1. I have very few people I trust and call friend but you were my best friend.  I will never trust another woman again.


2. I told God I would never give another single mother a chance, when I met you I loved you with all my heart and Jonathan and wanted nothing but to be with both of you forever.  Now if I see a single mother or one tries to flirt with me I wont give them the time of day. They disgust me because of you.


3. The fact that a foster mother and single mother could be so cold, evil, and arrogant.  You are supposed to be loving,  kind, and accepting and you werent very accepting of me just losing my mother.  I loved you and Jonathan enough Rachel where I did everything I could to get to you and you had to make up bullshit things like I didnt like geocaching which I do and did and that I didnt like doing the things you did.   You would lie to get your way and that shows no integrity.  I have severe respiratory problems and have since I was born but I still climbed the falls with you and your mother and Jonathan.  I still go to the gym and work out 4 times a week. I walk,  jog, and I never let anyone tell me I cant do something because of my condition.  So the simple fact is you wanted to make things up.

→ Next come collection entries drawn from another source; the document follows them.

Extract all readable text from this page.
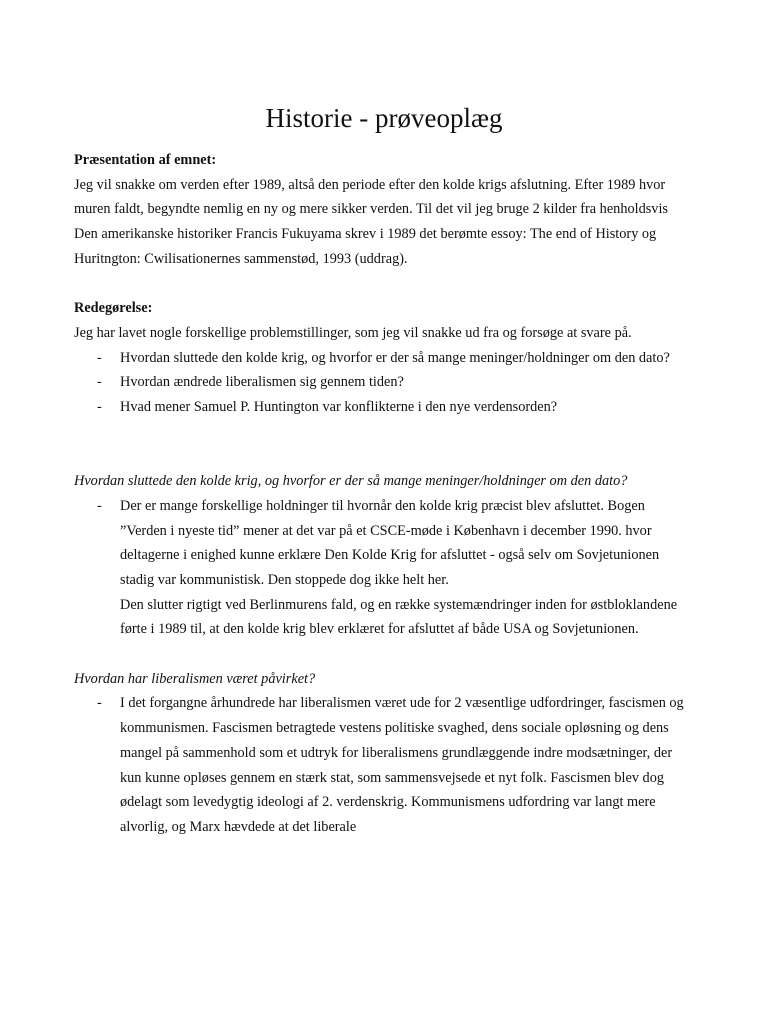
Historie - prøveoplæg

Præsentation af emnet:

Jeg vil snakke om verden efter 1989, altså den periode efter den kolde krigs afslutning. Efter 1989 hvor muren faldt, begyndte nemlig en ny og mere sikker verden. Til det vil jeg bruge 2 kilder fra henholdsvis Den amerikanske historiker Francis Fukuyama skrev i 1989 det berømte essoy: The end of History og Huritngton: Cwilisationernes sammenstød, 1993 (uddrag).

Redegørelse:

Jeg har lavet nogle forskellige problemstillinger, som jeg vil snakke ud fra og forsøge at svare på.

- Hvordan sluttede den kolde krig, og hvorfor er der så mange meninger/holdninger om den dato?
- Hvordan ændrede liberalismen sig gennem tiden?
- Hvad mener Samuel P. Huntington var konflikterne i den nye verdensorden?

Hvordan sluttede den kolde krig, og hvorfor er der så mange meninger/holdninger om den dato?

- Der er mange forskellige holdninger til hvornår den kolde krig præcist blev afsluttet. Bogen ”Verden i nyeste tid” mener at det var på et CSCE-møde i København i december 1990. hvor deltagerne i enighed kunne erklære Den Kolde Krig for afsluttet - også selv om Sovjetunionen stadig var kommunistisk. Den stoppede dog ikke helt her.
Den slutter rigtigt ved Berlinmurens fald, og en række systemændringer inden for østbloklandene førte i 1989 til, at den kolde krig blev erklæret for afsluttet af både USA og Sovjetunionen.

Hvordan har liberalismen været påvirket?

- I det forgangne århundrede har liberalismen været ude for 2 væsentlige udfordringer, fascismen og kommunismen. Fascismen betragtede vestens politiske svaghed, dens sociale opløsning og dens mangel på sammenhold som et udtryk for liberalismens grundlæggende indre modsætninger, der kun kunne opløses gennem en stærk stat, som sammensvejsede et nyt folk. Fascismen blev dog ødelagt som levedygtig ideologi af 2. verdenskrig. Kommunismens udfordring var langt mere alvorlig, og Marx hævdede at det liberale
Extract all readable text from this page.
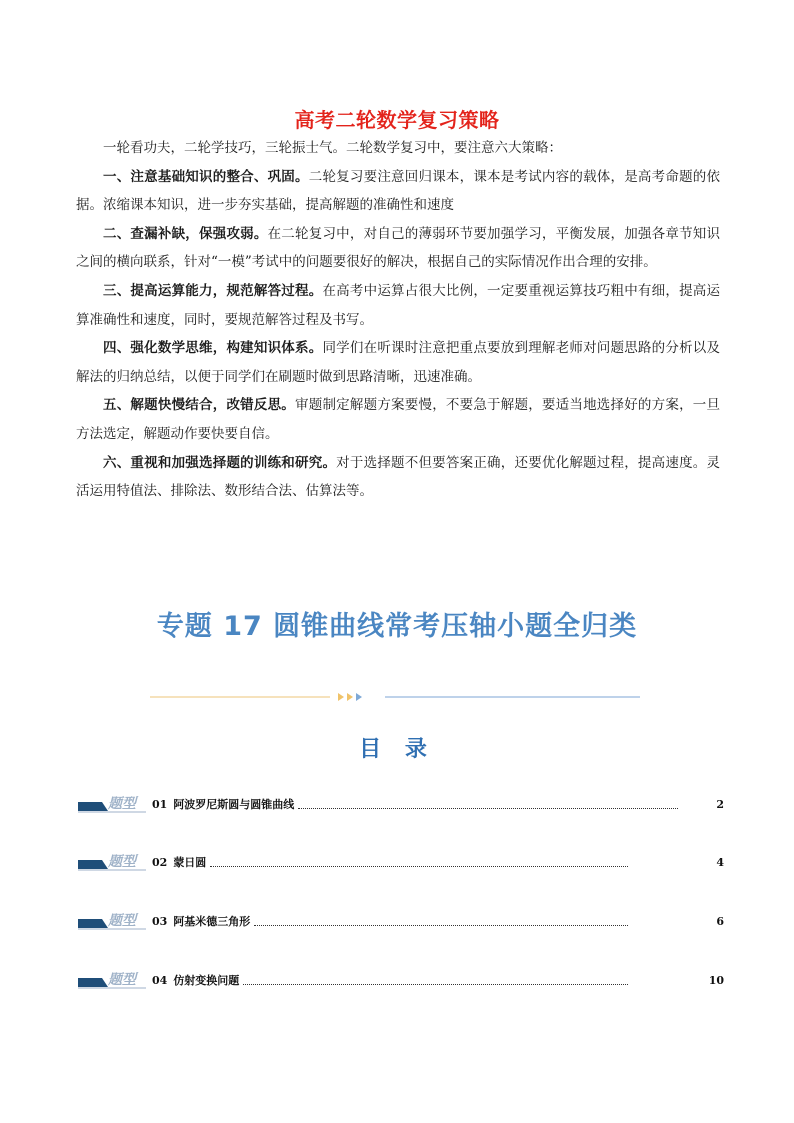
高考二轮数学复习策略

一轮看功夫，二轮学技巧，三轮振士气。二轮数学复习中，要注意六大策略：

一、注意基础知识的整合、巩固。二轮复习要注意回归课本，课本是考试内容的载体，是高考命题的依据。浓缩课本知识，进一步夯实基础，提高解题的准确性和速度

二、查漏补缺，保强攻弱。在二轮复习中，对自己的薄弱环节要加强学习，平衡发展，加强各章节知识之间的横向联系，针对“一模”考试中的问题要很好的解决，根据自己的实际情况作出合理的安排。

三、提高运算能力，规范解答过程。在高考中运算占很大比例，一定要重视运算技巧粗中有细，提高运算准确性和速度，同时，要规范解答过程及书写。

四、强化数学思维，构建知识体系。同学们在听课时注意把重点要放到理解老师对问题思路的分析以及解法的归纳总结，以便于同学们在刷题时做到思路清晰，迅速准确。

五、解题快慢结合，改错反思。审题制定解题方案要慢，不要急于解题，要适当地选择好的方案，一旦方法选定，解题动作要快要自信。

六、重视和加强选择题的训练和研究。对于选择题不但要答案正确，还要优化解题过程，提高速度。灵活运用特值法、排除法、数形结合法、估算法等。

专题 17 圆锥曲线常考压轴小题全归类
目 录
题型 01 阿波罗尼斯圆与圆锥曲线	2
题型 02 蒙日圆	4
题型 03 阿基米德三角形	6
题型 04 仿射变换问题	10
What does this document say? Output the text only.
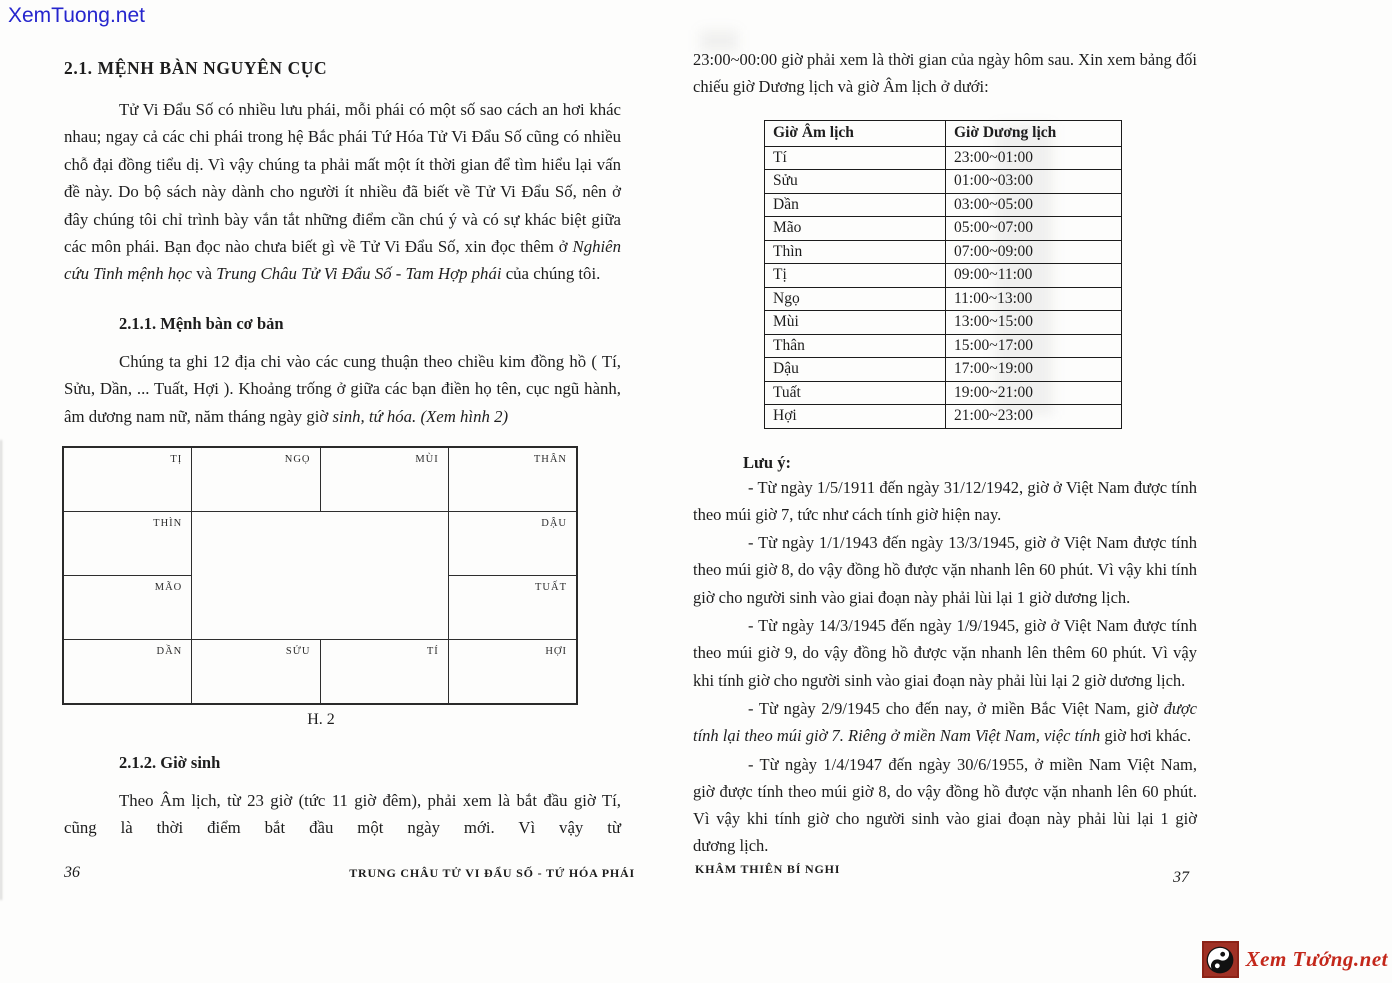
XemTuong.net
2.1. MỆNH BÀN NGUYÊN CỤC

Tử Vi Đẩu Số có nhiều lưu phái, mỗi phái có một số sao cách an hơi khác nhau; ngay cả các chi phái trong hệ Bắc phái Tứ Hóa Tử Vi Đẩu Số cũng có nhiều chỗ đại đồng tiểu dị. Vì vậy chúng ta phải mất một ít thời gian để tìm hiểu lại vấn đề này. Do bộ sách này dành cho người ít nhiều đã biết về Tử Vi Đẩu Số, nên ở đây chúng tôi chỉ trình bày vắn tắt những điểm cần chú ý và có sự khác biệt giữa các môn phái. Bạn đọc nào chưa biết gì về Tử Vi Đẩu Số, xin đọc thêm ở Nghiên cứu Tinh mệnh học và Trung Châu Tử Vi Đẩu Số - Tam Hợp phái của chúng tôi.

2.1.1. Mệnh bàn cơ bản

Chúng ta ghi 12 địa chi vào các cung thuận theo chiều kim đồng hồ ( Tí, Sửu, Dần, ... Tuất, Hợi ). Khoảng trống ở giữa các bạn điền họ tên, cục ngũ hành, âm dương nam nữ, năm tháng ngày giờ sinh, tứ hóa. (Xem hình 2)

TỊ	NGỌ	MÙI	THÂN
THÌN	DẬU
MÃO	TUẤT
DẦN	SỬU	TÍ	HỢI
H. 2
2.1.2. Giờ sinh

Theo Âm lịch, từ 23 giờ (tức 11 giờ đêm), phải xem là bắt đầu giờ Tí, cũng là thời điểm bắt đầu một ngày mới. Vì vậy từ

36	TRUNG CHÂU TỬ VI ĐẨU SỐ - TỨ HÓA PHÁI

23:00~00:00 giờ phải xem là thời gian của ngày hôm sau. Xin xem bảng đối chiếu giờ Dương lịch và giờ Âm lịch ở dưới:

Giờ Âm lịch	Giờ Dương lịch
Tí	23:00~01:00
Sửu	01:00~03:00
Dần	03:00~05:00
Mão	05:00~07:00
Thìn	07:00~09:00
Tị	09:00~11:00
Ngọ	11:00~13:00
Mùi	13:00~15:00
Thân	15:00~17:00
Dậu	17:00~19:00
Tuất	19:00~21:00
Hợi	21:00~23:00
Lưu ý:

- Từ ngày 1/5/1911 đến ngày 31/12/1942, giờ ở Việt Nam được tính theo múi giờ 7, tức như cách tính giờ hiện nay.

- Từ ngày 1/1/1943 đến ngày 13/3/1945, giờ ở Việt Nam được tính theo múi giờ 8, do vậy đồng hồ được vặn nhanh lên 60 phút. Vì vậy khi tính giờ cho người sinh vào giai đoạn này phải lùi lại 1 giờ dương lịch.

- Từ ngày 14/3/1945 đến ngày 1/9/1945, giờ ở Việt Nam được tính theo múi giờ 9, do vậy đồng hồ được vặn nhanh lên thêm 60 phút. Vì vậy khi tính giờ cho người sinh vào giai đoạn này phải lùi lại 2 giờ dương lịch.

- Từ ngày 2/9/1945 cho đến nay, ở miền Bắc Việt Nam, giờ được tính lại theo múi giờ 7. Riêng ở miền Nam Việt Nam, việc tính giờ hơi khác.

- Từ ngày 1/4/1947 đến ngày 30/6/1955, ở miền Nam Việt Nam, giờ được tính theo múi giờ 8, do vậy đồng hồ được vặn nhanh lên 60 phút. Vì vậy khi tính giờ cho người sinh vào giai đoạn này phải lùi lại 1 giờ dương lịch.

KHÂM THIÊN BÍ NGHI	37
Xem Tướng.net
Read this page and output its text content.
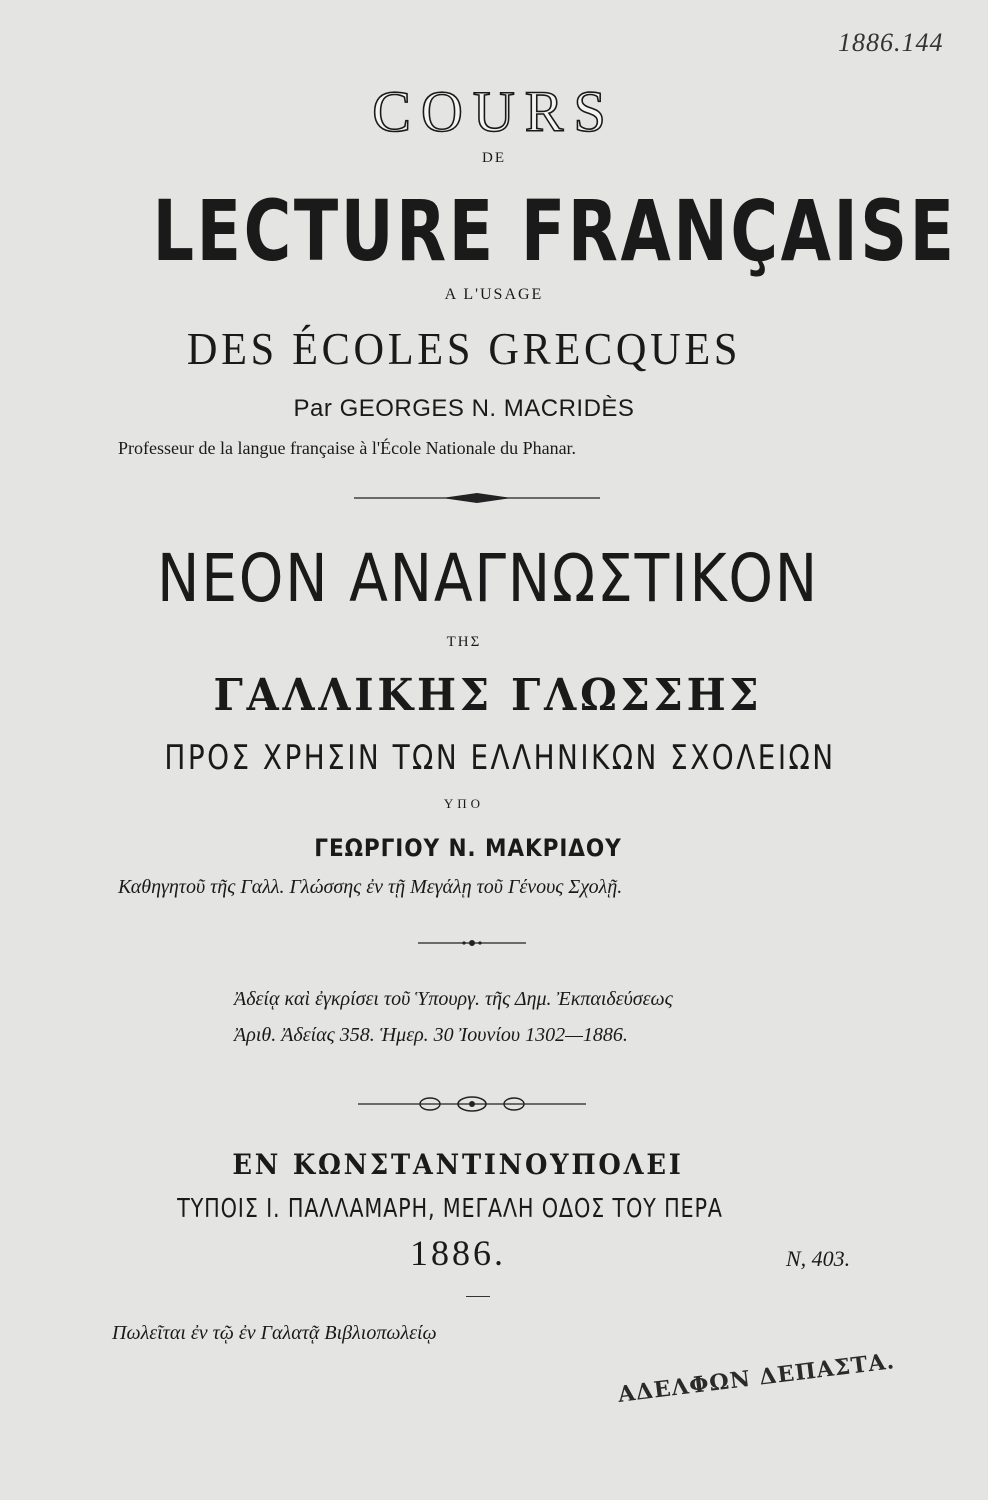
1886.144
COURS
DE
LECTURE FRANÇAISE
A L'USAGE
DES ÉCOLES GRECQUES
Par GEORGES N. MACRIDÈS
Professeur de la langue française à l'École Nationale du Phanar.
ΝΕΟΝ ΑΝΑΓΝΩΣΤΙΚΟΝ
ΤΗΣ
ΓΑΛΛΙΚΗΣ ΓΛΩΣΣΗΣ
ΠΡΟΣ ΧΡΗΣΙΝ ΤΩΝ ΕΛΛΗΝΙΚΩΝ ΣΧΟΛΕΙΩΝ
ΥΠΟ
ΓΕΩΡΓΙΟΥ Ν. ΜΑΚΡΙΔΟΥ
Καθηγητοῦ τῆς Γαλλ. Γλώσσης ἐν τῇ Μεγάλῃ τοῦ Γένους Σχολῇ.
Ἀδείᾳ καὶ ἐγκρίσει τοῦ Ὑπουργ. τῆς Δημ. Ἐκπαιδεύσεως
Ἀριθ. Ἀδείας 358. Ἡμερ. 30 Ἰουνίου 1302—1886.
ΕΝ ΚΩΝΣΤΑΝΤΙΝΟΥΠΟΛΕΙ
ΤΥΠΟΙΣ Ι. ΠΑΛΛΑΜΑΡΗ, ΜΕΓΑΛΗ ΟΔΟΣ ΤΟΥ ΠΕΡΑ
1886.	Ν, 403.
Πωλεῖται ἐν τῷ ἐν Γαλατᾷ Βιβλιοπωλείῳ
ΑΔΕΛΦΩΝ ΔΕΠΑΣΤΑ.
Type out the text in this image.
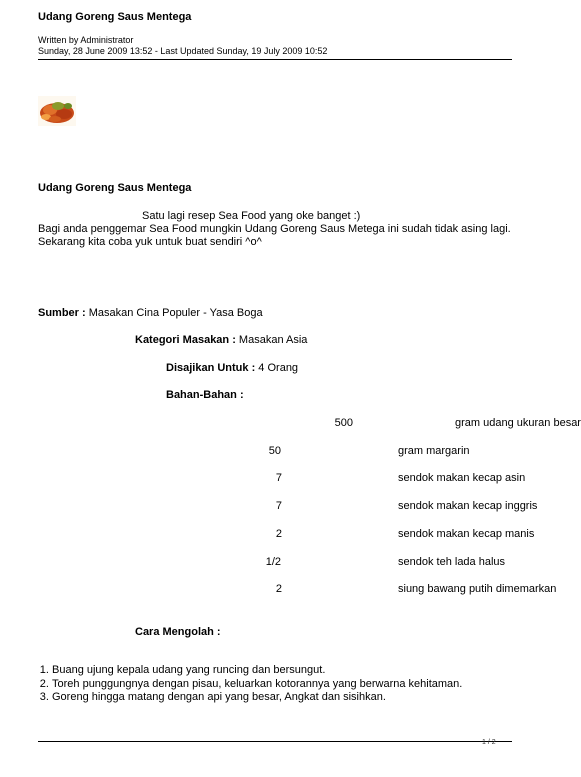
Udang Goreng Saus Mentega
Written by Administrator
Sunday, 28 June 2009 13:52 - Last Updated Sunday, 19 July 2009 10:52
Udang Goreng Saus Mentega

Satu lagi resep Sea Food yang oke banget :)

Bagi anda penggemar Sea Food mungkin Udang Goreng Saus Metega ini sudah tidak asing lagi.

Sekarang kita coba yuk untuk buat sendiri ^o^

Sumber : Masakan Cina Populer - Yasa Boga
Kategori Masakan : Masakan Asia
Disajikan Untuk : 4 Orang
Bahan-Bahan :
500	gram udang ukuran besar
50	gram margarin
7	sendok makan kecap asin
7	sendok makan kecap inggris
2	sendok makan kecap manis
1/2	sendok teh lada halus
2	siung bawang putih dimemarkan
Cara Mengolah :
1. Buang ujung kepala udang yang runcing dan bersungut.
2. Toreh punggungnya dengan pisau, keluarkan kotorannya yang berwarna kehitaman.
3. Goreng hingga matang dengan api yang besar, Angkat dan sisihkan.
1 / 2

4. I have never seen anyone use their faith so profusely to hurt another.  You deserve this blog and my newsletter telling everything and you deserve to hide in shame because you never appreciated my friendship, my courtship, my true love, nor my determination and the fact that I never gave up on you.  Many woman would be scolding you and to this day friends of mine hate you for how you have changed me.  I believed in true love and I only wanted it with you Rachel Myatt.  You think that everytime you screw someone over that God will just make things right for you and you can be selfish and treat people how ever you want.  That is not the way God works.  He is not here for your personal pleasure to use as a scapegoat.  Now do you see why I say that the New Church shows forms of hedonism, Satanic displays of self love, and humanistic in nature not God's form of love. 


5. Rachel you set an example for single moms, foster moms, and people in the Church of the New Jerusalem so everytime someone reads this in the printed newsletter, online, or anywhere you bring reproach and shame to not only your family but your faith and to yourself. 




I loved you Rachel Myatt with all my heart and you pretended to love me and want to be in my life, all the while setting me up for cruel joke and abandoning me when I needed a friend the most.  Should I feel guilty for telling this story to as many people as I have or will.  No! Because I came to you as my Sister in Christ,  I came to the Church,  I came to your family and no one replied who truly needed to and that was Rachel or the Myatts.  I have nothing further to say.